HISTORICAL AND ETHNIC BACKGROUND
The Northern Hungarian Highlands form the Northern arc of the Carpathian Mountains and have been a part of the Hungarian state for over 1000 years. Previously, this area had also been a part of the Hun and Avar empires (5th-8th c. AD), and when the Magyars took possession of this region at the end of the 9th c. AD, they found a significant Avar population. The Huns, Avars and Magyars were all ethno-linguistically related Turanian peoples. Just as the Huns defeated, subjugated and relocated the Germanic tribes accross Europe during the 4th and 5th centuries AD, the Avars held under their control and re-settled various Slavic tribes into Central Europe and the Balkans during the 6th-7th centuries. The areas which became known as Bohemia and Moravia were also part of the Avar Empire at that time. During the 9th c., Slavs from Moravia began to encroach upon the Avar territories in the Northwest Carpathians, but they were expelled by the Magyars who established the Hungarian state in 896 AD as the continuation of the Hun and Avar empires.

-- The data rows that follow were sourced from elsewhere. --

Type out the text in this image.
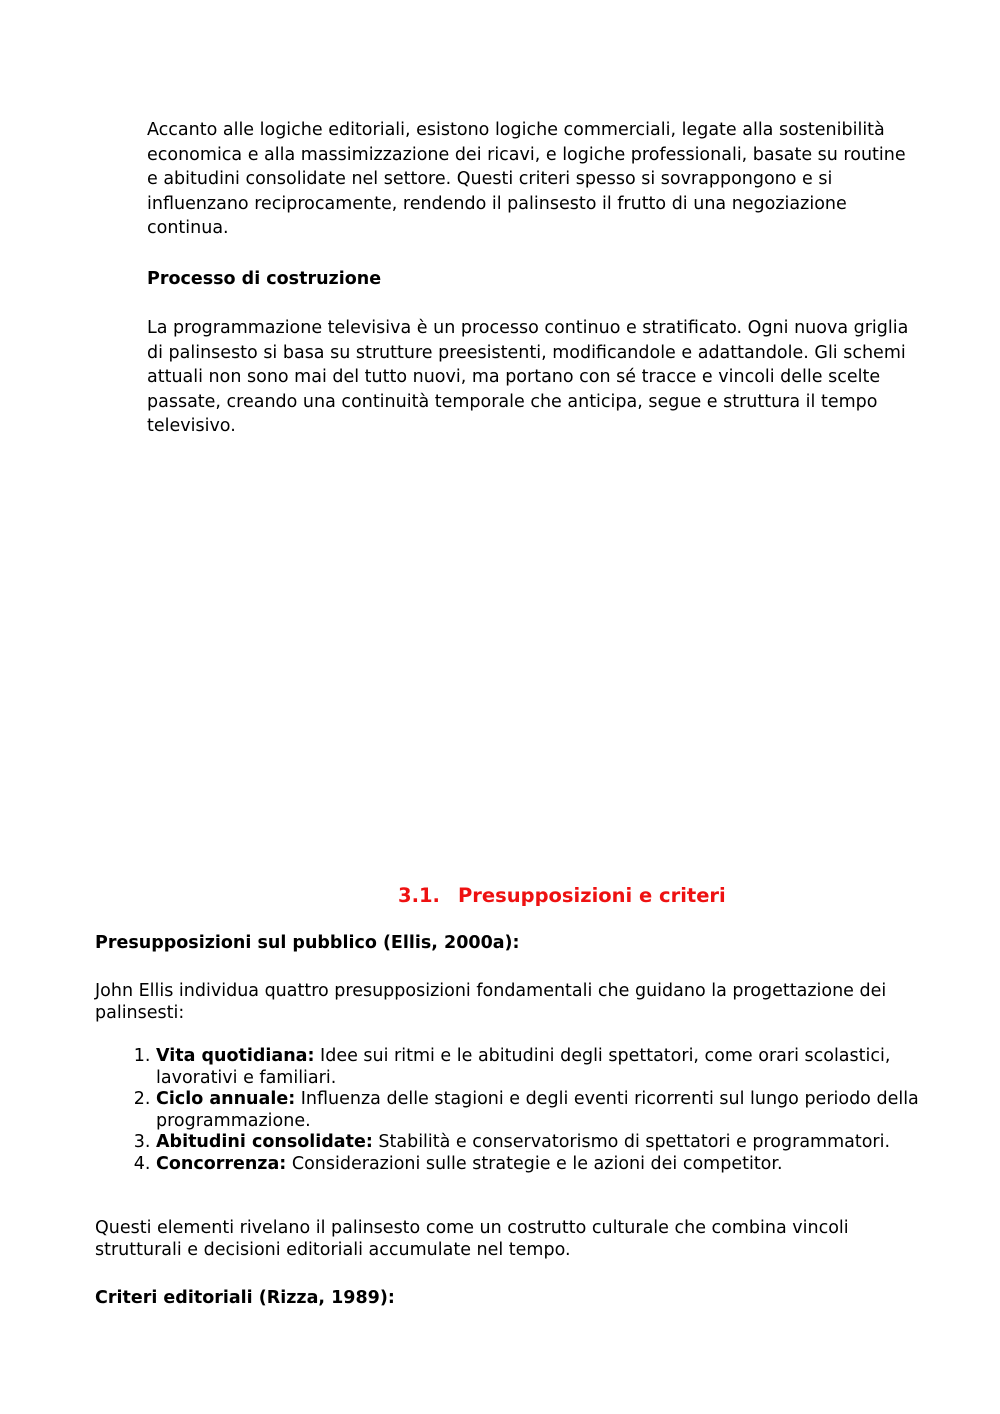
Accanto alle logiche editoriali, esistono logiche commerciali, legate alla sostenibilità economica e alla massimizzazione dei ricavi, e logiche professionali, basate su routine e abitudini consolidate nel settore. Questi criteri spesso si sovrappongono e si influenzano reciprocamente, rendendo il palinsesto il frutto di una negoziazione continua.

Processo di costruzione

La programmazione televisiva è un processo continuo e stratificato. Ogni nuova griglia di palinsesto si basa su strutture preesistenti, modificandole e adattandole. Gli schemi attuali non sono mai del tutto nuovi, ma portano con sé tracce e vincoli delle scelte passate, creando una continuità temporale che anticipa, segue e struttura il tempo televisivo.

3.1. Presupposizioni e criteri

Presupposizioni sul pubblico (Ellis, 2000a):

John Ellis individua quattro presupposizioni fondamentali che guidano la progettazione dei palinsesti:

1. Vita quotidiana: Idee sui ritmi e le abitudini degli spettatori, come orari scolastici, lavorativi e familiari.
2. Ciclo annuale: Influenza delle stagioni e degli eventi ricorrenti sul lungo periodo della programmazione.
3. Abitudini consolidate: Stabilità e conservatorismo di spettatori e programmatori.
4. Concorrenza: Considerazioni sulle strategie e le azioni dei competitor.

Questi elementi rivelano il palinsesto come un costrutto culturale che combina vincoli strutturali e decisioni editoriali accumulate nel tempo.

Criteri editoriali (Rizza, 1989):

During the Middle Ages, various other ethnic groups were settled in Northern Hungary: Saxons, Bohemians, Moravians, Vends, Ruthenes. These peoples cohabited peacefully with the indigenous Turanian Hun-Avar-Magyar (Hungarian) population and developed their own local culture with significant Hungarian influence. From this ethno-linguistic and cultural intermingling, the local "Slovak" ethnic group developed. The Slovaks have therefore had close historical, ethnic and cultural ties with the Hungarians, as they were part of the Hungarian Kingdom during centuries.
However, after the end of the First World War, the Czechs invaded and annexed Northern Hungary in violation of the armistice which had put an end to hostilities (Padua, Nov. 3, 1918). Since then, the Hungarians of this region have been subjected to a wide range of hostile and discriminatory measures enforced by the "Czechoslovak" state, and these anti-Hungarian policies are still in force today in "Slovakia", as this region is now under Slovak control since the Slovaks separated from the Czechs in the 1990's. When the Czechs occupied and annexed Northern Hungary in 1918, there were approximately 1 million Hungarians living there. Today, the official statistics mention only about 500 000 Hungarians. Under the Czech and Slovak rule, tens of thousands of Hungarians were forcibly expelled or deported, and all Hungarian-owned property was confiscated. The Hungarians are still treated as second-class citizens, and the entire Hungarian community is falsely accused of "collective war guilt" by the so-called "Benes Decrees" which are still in force. The Hungarian language, culture, and institutions are banned or restricted, Hungarians are pressured to assimilate (Hungarian names are "Slovakized"), Slovaks are being settled into Hungarian-majority areas and the administrative divisions have been redrawn in order to reduce the Hungarians to minority status in every region and at every level of government.